В рассказе Алексея Лаптева о детстве проступали реалии таганрогской поры братьев Чеховых: «Я помню, отец начал учить меня или, попросту говоря, бить, когда мне

не было еще пяти лет. Он сек меня розгами, драл за уши, бил по голове, и я, просыпаясь, каждое утро думал прежде всего: будут ли сегодня драть меня? Играть и шалить мне и Федору запрещалось; мы должны были ходить к утрене и к ранней обедне, целовать попам и монахам руки, читать дома акафисты. <…> Потом, когда меня отдали в гимназию, я до обеда учился, а от обеда до вечера должен был сидеть всё в том же амбаре <…>»

Судя по ответу Чехова, Суворину не понравилось отношение Алексея Лаптева к религии. В этом месте интонация письма Чехова такова, каковой она становилась, когда задевали нечто очень, очень важноедля него: «Что же касается религии, то молодые купцы относятся к ней с раздражением. Если бы Вас в детстве секли из-за религии, то Вам это было бы понятно».

По обыкновению, не возражая на критику, соглашаясь, что плохо выразил что-то, Чехов отстаивал суть: «И почему это раздражение — глупость? Оно <…> не так глупо, как Вам кажется. Оно меньше нуждается в оправдании, чем, например, идиллическое отношение к религии, когда любят религию по-барски, с прохладцей, как любят метель и бурю, сидя в кабинете». Написал эти строки и оборвал разговор о религии. Прибегнул к иронии, как всегда в таких случаях. Не менее консервативных рассуждений Суворина с их «фальшивым звуком» Чехов не жаловал его статьи с «божественными словами», вроде «возлюбим друг друга» и т. п.

* * *

Чехов не избегал разговоров о религии, о церкви, но уклонялся от бесед и рассуждений о Боге, о вере в Бога. Не то что в большой компании, но даже наедине с кем-то. То было сокровенное. Но даже о религии он высказывался не часто, неохотно. Может быть, в числе прочего и потому, что это вызывало в памяти таганрогские годы.

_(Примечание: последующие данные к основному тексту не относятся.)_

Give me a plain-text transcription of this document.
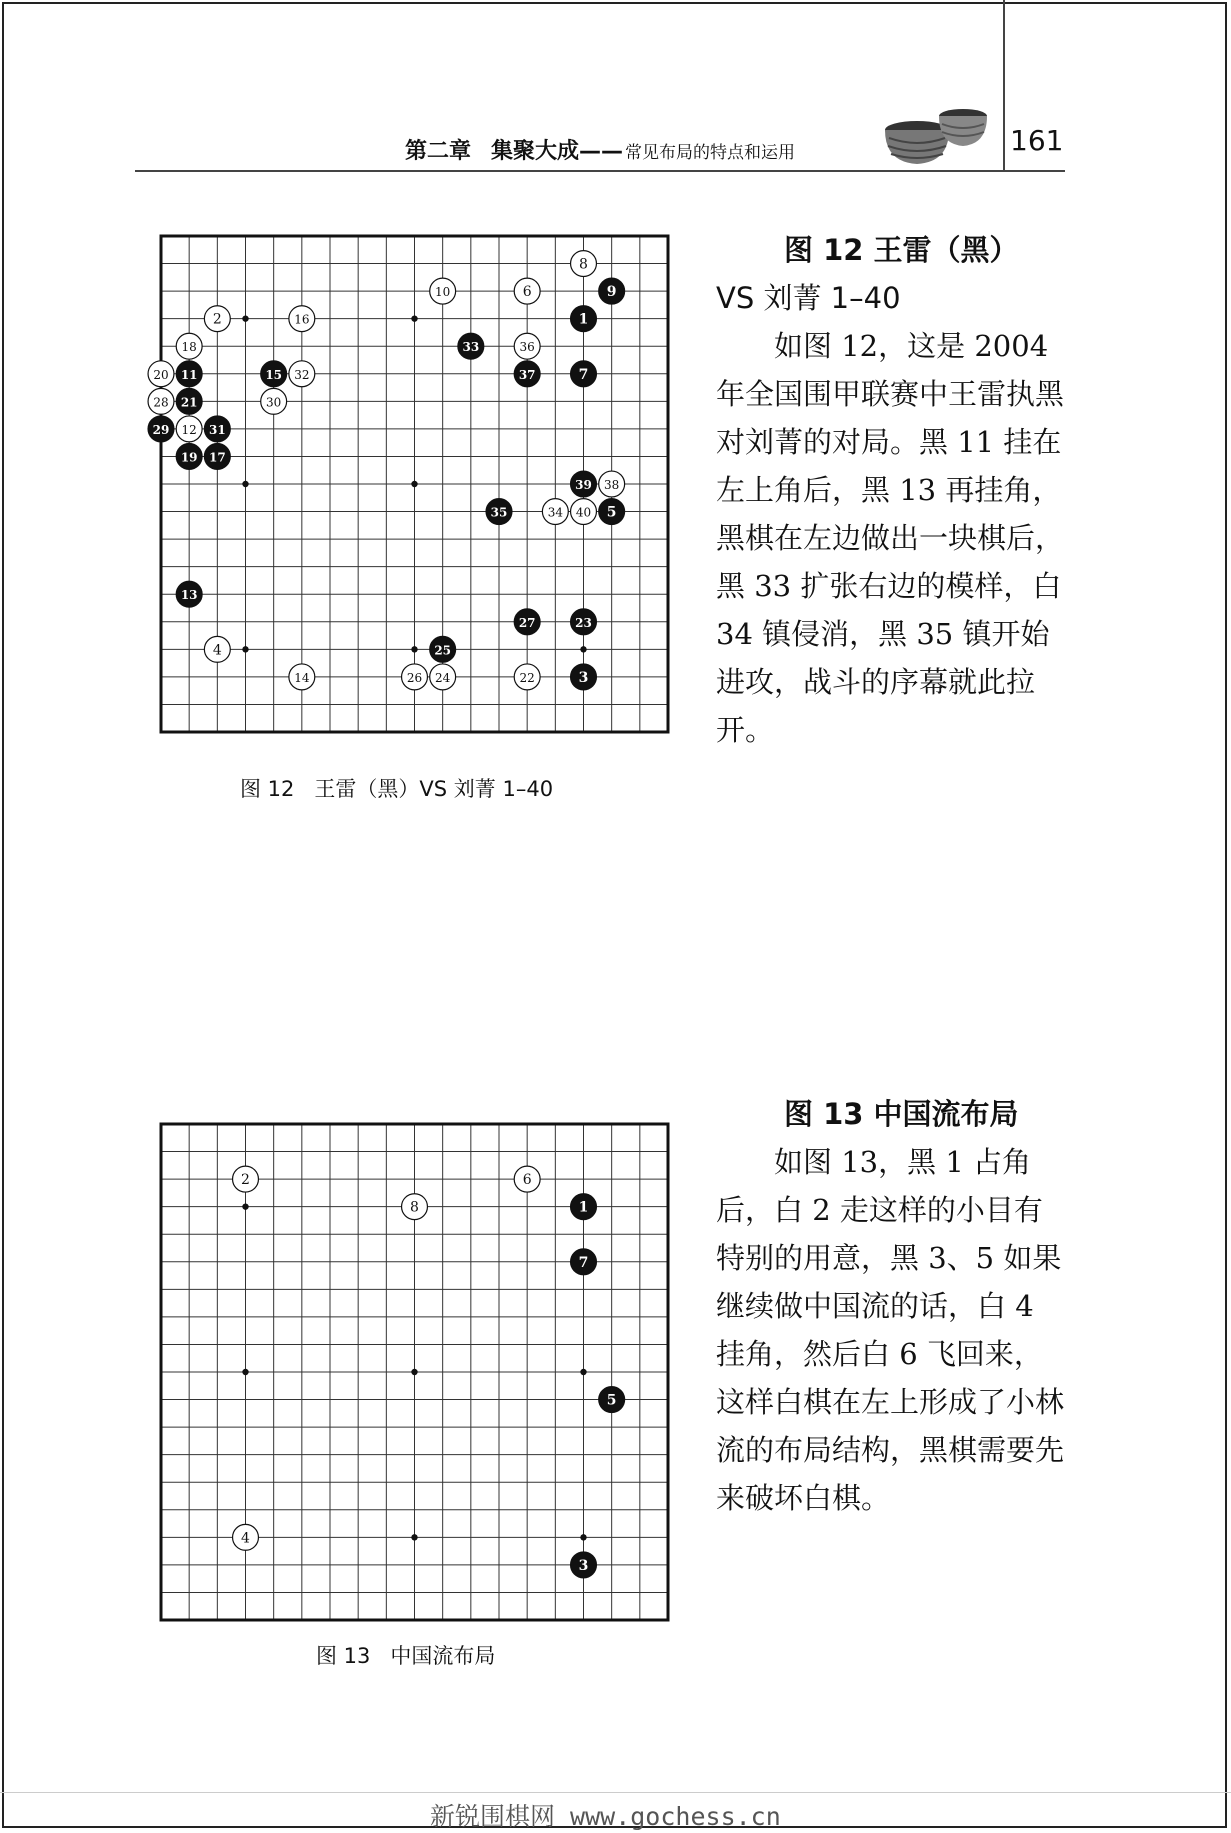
第二章 集聚大成—— 常见布局的特点和运用	161
1
2
3
4
5
6
7
8
9
10
11
12
13
14
15
16
17
18
19
20
21
22
23
24
25
26
27
28
29
30
31
32
33
34
35
36
37
38
39
40
图 12   王雷（黑）VS 刘菁 1–40
图 12 王雷（黑）
VS 刘菁 1–40

如图 12，这是 2004 年全国围甲联赛中王雷执黑对刘菁的对局。黑 11 挂在左上角后，黑 13 再挂角，黑棋在左边做出一块棋后，黑 33 扩张右边的模样，白 34 镇侵消，黑 35 镇开始进攻，战斗的序幕就此拉开。

1
2
3
4
5
6
7
8
图 13   中国流布局
图 13 中国流布局

如图 13，黑 1 占角后，白 2 走这样的小目有特别的用意，黑 3、5 如果继续做中国流的话，白 4 挂角，然后白 6 飞回来，这样白棋在左上形成了小林流的布局结构，黑棋需要先来破坏白棋。

新锐围棋网 www.gochess.cn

Павел Егорович своим усердием сверх ума и меры, бесконечными спевками в самодеятельном хоре, наказаниями за малейшее нарушение религиозных предписаний и церковных правил, не желая того, видимо, «отлучил» детей от религии. Вряд ли его средний сын забыл историю с злополучной пахлавой: отец даже не высек, а жестоко избил тринадцатилетнего сына на Страстной неделе за то, что тот, голодный, истомленный долгим постом, посмел съесть кусочек сладкого пирога.

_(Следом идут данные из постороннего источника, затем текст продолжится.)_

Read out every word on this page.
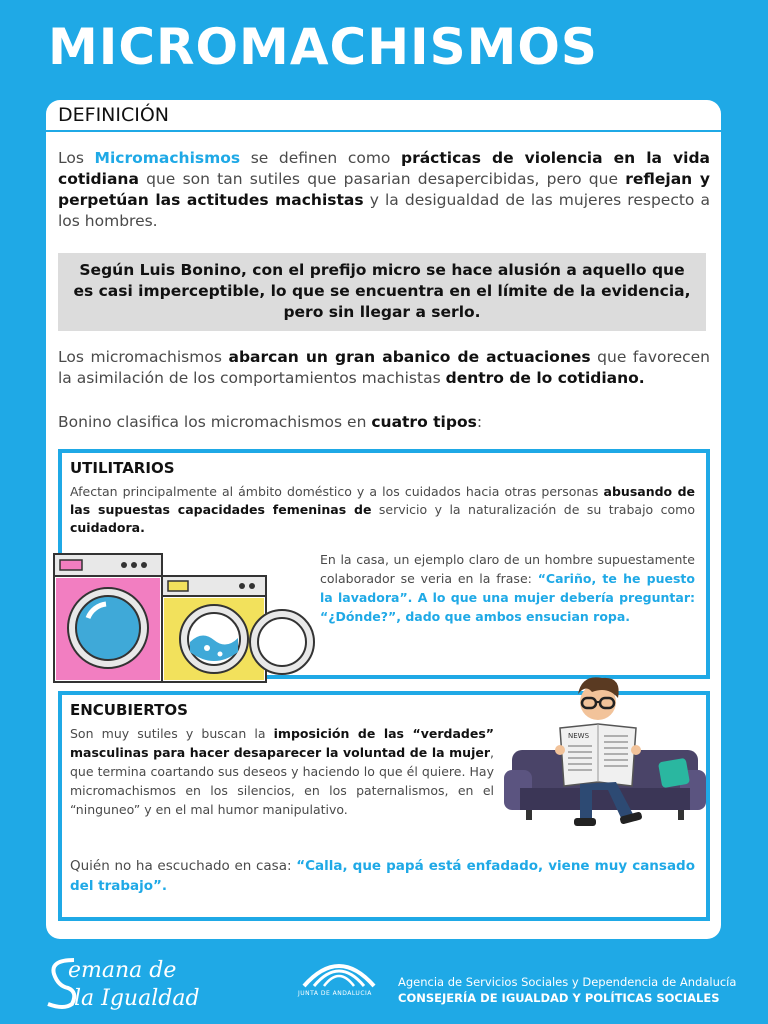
MICROMACHISMOS
DEFINICIÓN

Los Micromachismos se definen como prácticas de violencia en la vida cotidiana que son tan sutiles que pasarian desapercibidas, pero que reflejan y perpetúan las actitudes machistas y la desigualdad de las mujeres respecto a los hombres.

Según Luis Bonino, con el prefijo micro se hace alusión a aquello que es casi imperceptible, lo que se encuentra en el límite de la evidencia, pero sin llegar a serlo.

Los micromachismos abarcan un gran abanico de actuaciones que favorecen la asimilación de los comportamientos machistas dentro de lo cotidiano.

Bonino clasifica los micromachismos en cuatro tipos:

UTILITARIOS

Afectan principalmente al ámbito doméstico y a los cuidados hacia otras personas abusando de las supuestas capacidades femeninas de servicio y la naturalización de su trabajo como cuidadora.

En la casa, un ejemplo claro de un hombre supuestamente colaborador se veria en la frase: “Cariño, te he puesto la lavadora”. A lo que una mujer debería preguntar: “¿Dónde?”, dado que ambos ensucian ropa.

ENCUBIERTOS

Son muy sutiles y buscan la imposición de las “verdades” masculinas para hacer desaparecer la voluntad de la mujer, que termina coartando sus deseos y haciendo lo que él quiere. Hay micromachismos en los silencios, en los paternalismos, en el “ninguneo” y en el mal humor manipulativo.

Quién no ha escuchado en casa: “Calla, que papá está enfadado, viene muy cansado del trabajo”.

NEWS
emana de
la Igualdad	JUNTA DE ANDALUCIA
Agencia de Servicios Sociales y Dependencia de Andalucía
CONSEJERÍA DE IGUALDAD Y POLÍTICAS SOCIALES
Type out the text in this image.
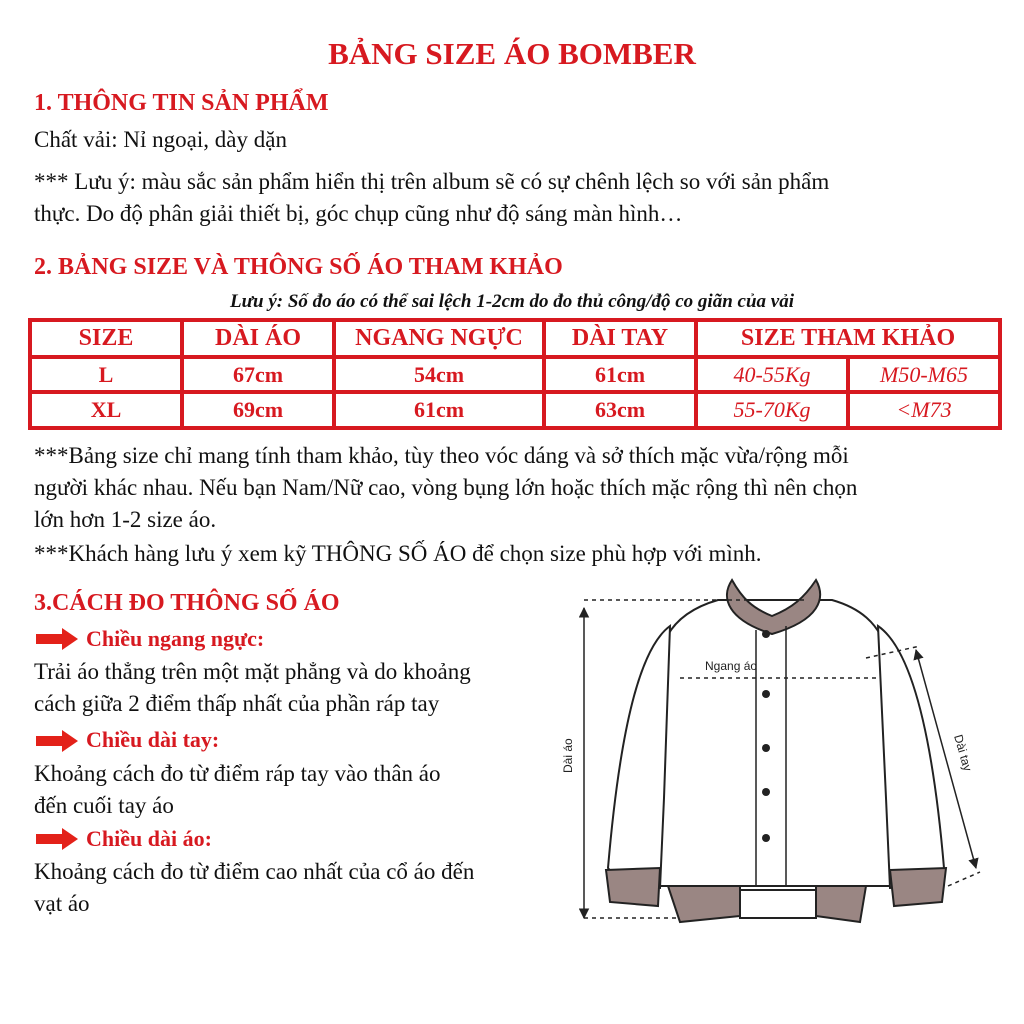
BẢNG SIZE ÁO BOMBER
1. THÔNG TIN SẢN PHẨM
Chất vải: Nỉ ngoại, dày dặn
*** Lưu ý: màu sắc sản phẩm hiển thị trên album sẽ có sự chênh lệch so với sản phẩm
thực. Do độ phân giải thiết bị, góc chụp cũng như độ sáng màn hình…
2. BẢNG SIZE VÀ THÔNG SỐ ÁO THAM KHẢO
Lưu ý: Số đo áo có thể sai lệch 1-2cm do đo thủ công/độ co giãn của vải
SIZE	DÀI ÁO	NGANG NGỰC	DÀI TAY	SIZE THAM KHẢO	
L	67cm	54cm	61cm	40-55Kg	M50-M65
XL	69cm	61cm	63cm	55-70Kg	<M73
***Bảng size chỉ mang tính tham khảo, tùy theo vóc dáng và sở thích mặc vừa/rộng mỗi
người khác nhau. Nếu bạn Nam/Nữ cao, vòng bụng lớn hoặc thích mặc rộng thì nên chọn
lớn hơn 1-2 size áo.
***Khách hàng lưu ý xem kỹ THÔNG SỐ ÁO để chọn size phù hợp với mình.
3.CÁCH ĐO THÔNG SỐ ÁO
Chiều ngang ngực:
Trải áo thẳng trên một mặt phẳng và do khoảng
cách giữa 2 điểm thấp nhất của phần ráp tay
Chiều dài tay:
Khoảng cách đo từ điểm ráp tay vào thân áo
đến cuối tay áo
Chiều dài áo:
Khoảng cách đo từ điểm cao nhất của cổ áo đến
vạt áo
Ngang áo
Dài áo	Dài tay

Дети добродетельного регента не стали безбожниками, но в храм ходили скорее по обязанности, чем по душевной потребности. Бесконечное «целование» рук, наблюдения — в лавке отца, на торжественных обедах в отчем доме и у дяди — повлияли на ироничное отношение к некоторым, по выражению Чехова, «светильникам церкви». В 1887 году, в одном из посланий из Таганрога в Москву, он набросал сцену в доме Митрофана Егоровича. Как пришел отец Иоанн Якимовский, «жирный откормленный поп», как «дьячок сидел в почтительном отдалении и с вожделением косился на варенье и вино, коими услаждали себя поп и дьякон». Но тогда же, в последующих письмах, рассказал о поездке в Святые Горы. Упомянул «симпатичных монахов», замечательный звон колоколов в этой обители, похвалил даровую еду, которой монахи оделяли многочисленных богомольцев.

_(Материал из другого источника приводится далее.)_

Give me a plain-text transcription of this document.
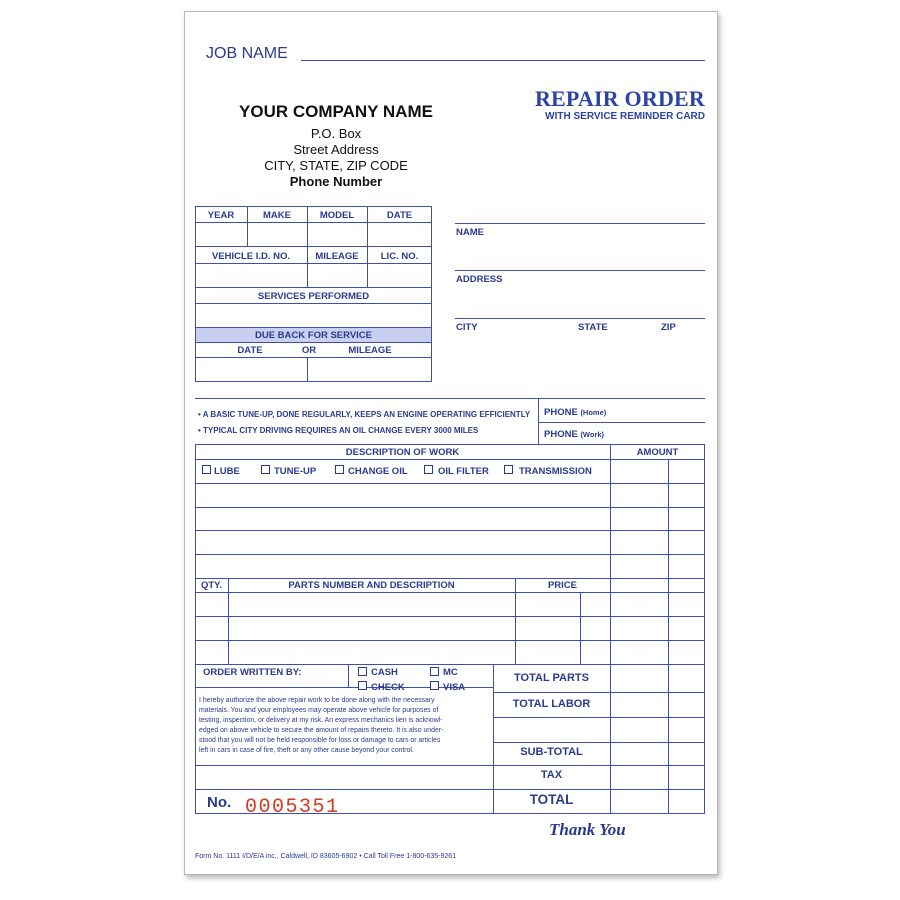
JOB NAME
YOUR COMPANY NAME
P.O. Box
Street Address
CITY, STATE, ZIP CODE
Phone Number
REPAIR ORDER
WITH SERVICE REMINDER CARD
YEAR	MAKE	MODEL	DATE
VEHICLE I.D. NO.	MILEAGE	LIC. NO.
SERVICES PERFORMED
DUE BACK FOR SERVICE
DATE	OR	MILEAGE
NAME
ADDRESS
CITY	STATE	ZIP
• A BASIC TUNE-UP, DONE REGULARLY, KEEPS AN ENGINE OPERATING EFFICIENTLY
• TYPICAL CITY DRIVING REQUIRES AN OIL CHANGE EVERY 3000 MILES
PHONE (Home)
PHONE (Work)
DESCRIPTION OF WORK	AMOUNT
LUBE	TUNE-UP	CHANGE OIL	OIL FILTER	TRANSMISSION
QTY.	PARTS NUMBER AND DESCRIPTION	PRICE
ORDER WRITTEN BY:	CASH
CHECK
MC
VISA
I hereby authorize the above repair work to be done along with the necessary
materials. You and your employees may operate above vehicle for purposes of
testing, inspection, or delivery at my risk. An express mechanics lien is acknowl-
edged on above vehicle to secure the amount of repairs thereto. It is also under-
stood that you will not be held responsible for loss or damage to cars or articles
left in cars in case of fire, theft or any other cause beyond your control.
TOTAL PARTS
TOTAL LABOR
SUB-TOTAL
TAX
TOTAL
No. 0005351
Thank You
Form No. 1111 I/D/E/A inc., Caldwell, ID 83605-6902 • Call Toll Free 1-800-635-9261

Он всегда внимательно присматривался в поездках к служителям церкви. Сохранил теплое чувство ко. Ираклию, который на Сахалине много рассказал о каторжном острове. Чехов с уважением отозвался о сахалинских священниках, которые, по его наблюдениям, «всегда держались в стороне от наказания и относились к ссыльным не как к преступникам, а как к людям, и в этом отношении проявляли больше такта и понимания своего долга, чем врачи и агрономы, которые часто вмешивались не в свое дело».

В книге «Остров Сахалин» есть краткое жизнеописание о. Симеона Казанского. Чехов написал, по сути, подлинное житие, повествование о человеке, который терпел тяготы, холод, «не жаловался, что ему тяжело живется. <…> В его время сахалинские церкви были бедно обставлены. Как-то, освящая иконостас в анивской церкви, он так выразился по поводу этой бедности: „У нас нет ни одного колокола, нет богослужебных книг, но для нас важно, что есть Господь на месте сем“». Чехов не отзывался о священнослужителях в целом, обо всех сразу. Не заблуждался на их счет. Но выделял среди них «людей долга».